The Squirrel
I thought the squirrel had died inside the tree so I poked at it
with a stick. It didn’t move, so I poked inside the hollow
I thought it was trapped in, poked it again. Something grabbed my stick
tugged it with teeth and tiny hands, and so I pulled
the stick back out. Weeks later
three tiny tails snaked out of the hole next to the first squirrel’s
twisted and wrapped around their mother’s tail as though
they had to cling to her even out here. I never saw
their little faces, never saw anything but the tails
growing thicker and redder and fluffier with each day.
The mother would only come out at night
to gather food for them, I never saw her leave her post.
I spread crackers with peanut butter for her in the kitchen
carefully placing them just below her nest as an offering
a plea for forgiveness.
One morning, all four tails were gone. The hollow
gaped at me, abandoned, from my old birch tree.

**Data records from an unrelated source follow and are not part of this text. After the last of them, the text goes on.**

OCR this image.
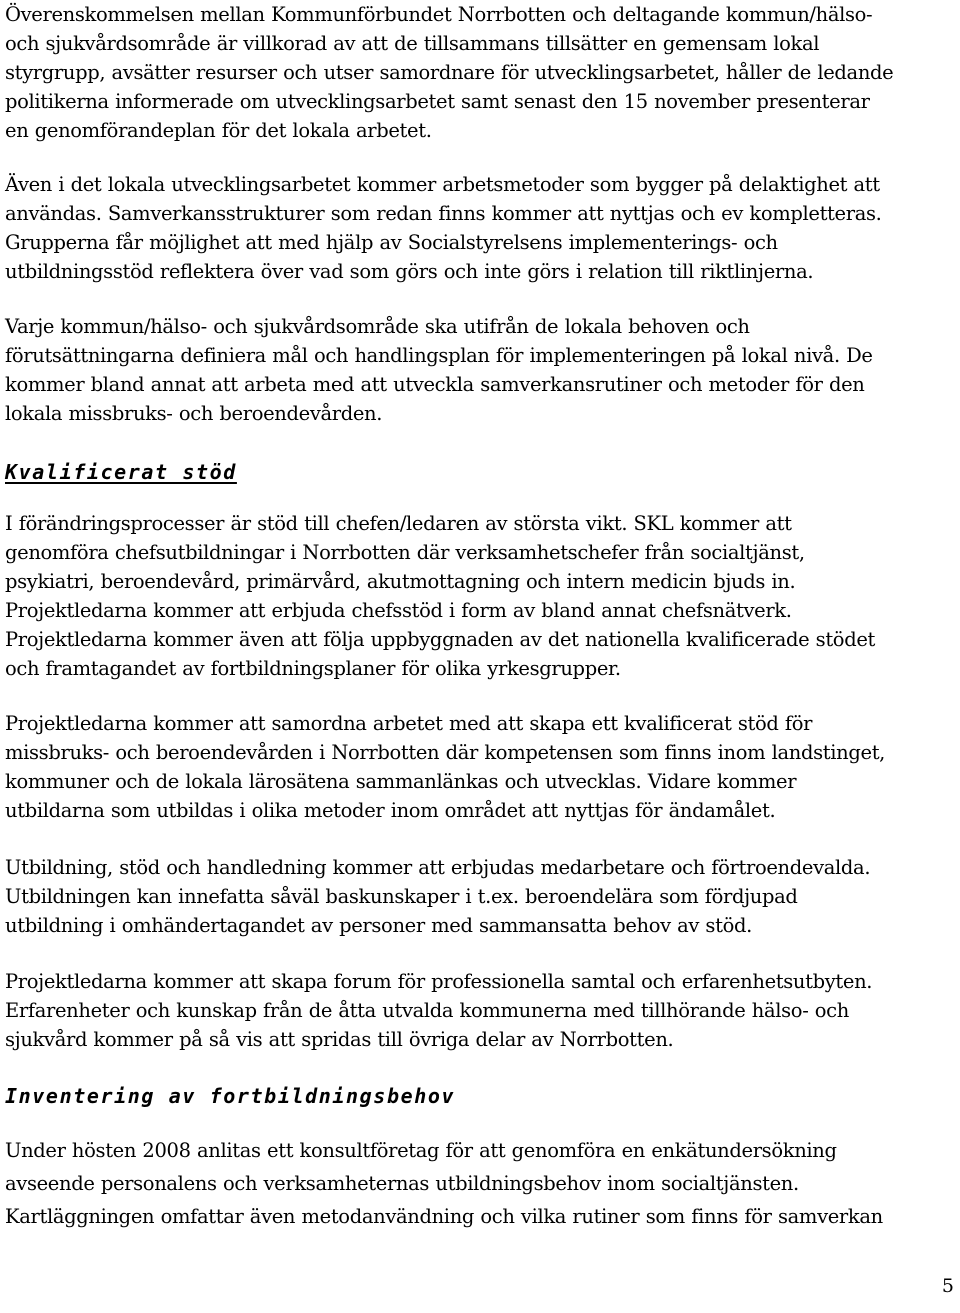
Överenskommelsen mellan Kommunförbundet Norrbotten och deltagande kommun/hälso-
och sjukvårdsområde är villkorad av att de tillsammans tillsätter en gemensam lokal
styrgrupp, avsätter resurser och utser samordnare för utvecklingsarbetet, håller de ledande
politikerna informerade om utvecklingsarbetet samt senast den 15 november presenterar
en genomförandeplan för det lokala arbetet.
Även i det lokala utvecklingsarbetet kommer arbetsmetoder som bygger på delaktighet att
användas. Samverkansstrukturer som redan finns kommer att nyttjas och ev kompletteras.
Grupperna får möjlighet att med hjälp av Socialstyrelsens implementerings- och
utbildningsstöd reflektera över vad som görs och inte görs i relation till riktlinjerna.
Varje kommun/hälso- och sjukvårdsområde ska utifrån de lokala behoven och
förutsättningarna definiera mål och handlingsplan för implementeringen på lokal nivå. De
kommer bland annat att arbeta med att utveckla samverkansrutiner och metoder för den
lokala missbruks- och beroendevården.
Kvalificerat stöd
I förändringsprocesser är stöd till chefen/ledaren av största vikt. SKL kommer att
genomföra chefsutbildningar i Norrbotten där verksamhetschefer från socialtjänst,
psykiatri, beroendevård, primärvård, akutmottagning och intern medicin bjuds in.
Projektledarna kommer att erbjuda chefsstöd i form av bland annat chefsnätverk.
Projektledarna kommer även att följa uppbyggnaden av det nationella kvalificerade stödet
och framtagandet av fortbildningsplaner för olika yrkesgrupper.
Projektledarna kommer att samordna arbetet med att skapa ett kvalificerat stöd för
missbruks- och beroendevården i Norrbotten där kompetensen som finns inom landstinget,
kommuner och de lokala lärosätena sammanlänkas och utvecklas. Vidare kommer
utbildarna som utbildas i olika metoder inom området att nyttjas för ändamålet.
Utbildning, stöd och handledning kommer att erbjudas medarbetare och förtroendevalda.
Utbildningen kan innefatta såväl baskunskaper i t.ex. beroendelära som fördjupad
utbildning i omhändertagandet av personer med sammansatta behov av stöd.
Projektledarna kommer att skapa forum för professionella samtal och erfarenhetsutbyten.
Erfarenheter och kunskap från de åtta utvalda kommunerna med tillhörande hälso- och
sjukvård kommer på så vis att spridas till övriga delar av Norrbotten.
Inventering av fortbildningsbehov
Under hösten 2008 anlitas ett konsultföretag för att genomföra en enkätundersökning
avseende personalens och verksamheternas utbildningsbehov inom socialtjänsten.
Kartläggningen omfattar även metodanvändning och vilka rutiner som finns för samverkan
5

I put more crackers in the garden, put them in the branches
near the hollow, chased stray cats from my yard and
kept the dog inside, but I never got to see those little squirrel children
never got to see who had made their first home in my yard.
___________
Holly Day
Review by John Dorroh
This poem makes me think about the amount of unseen animal activity in the backyard during the night. The evidence is there: seed-packed scat tells me that coyotes are hanging out. More reason to make sure that our cat stays inside at night. The tops of our tomato plants chewed off, along with the baby tomatoes. The impatiens plants that disappeared, even the ones that are in planters high off the ground. We don’t often get a full view of the animals out on our property, and this poem reminds me of that fact. When I do have an occasional close-up of something phenomenal, I don’t rush to find my cell phone to take a picture. Instead I marvel at the incident and feel somehow compensated for any inconveniences that they might have caused.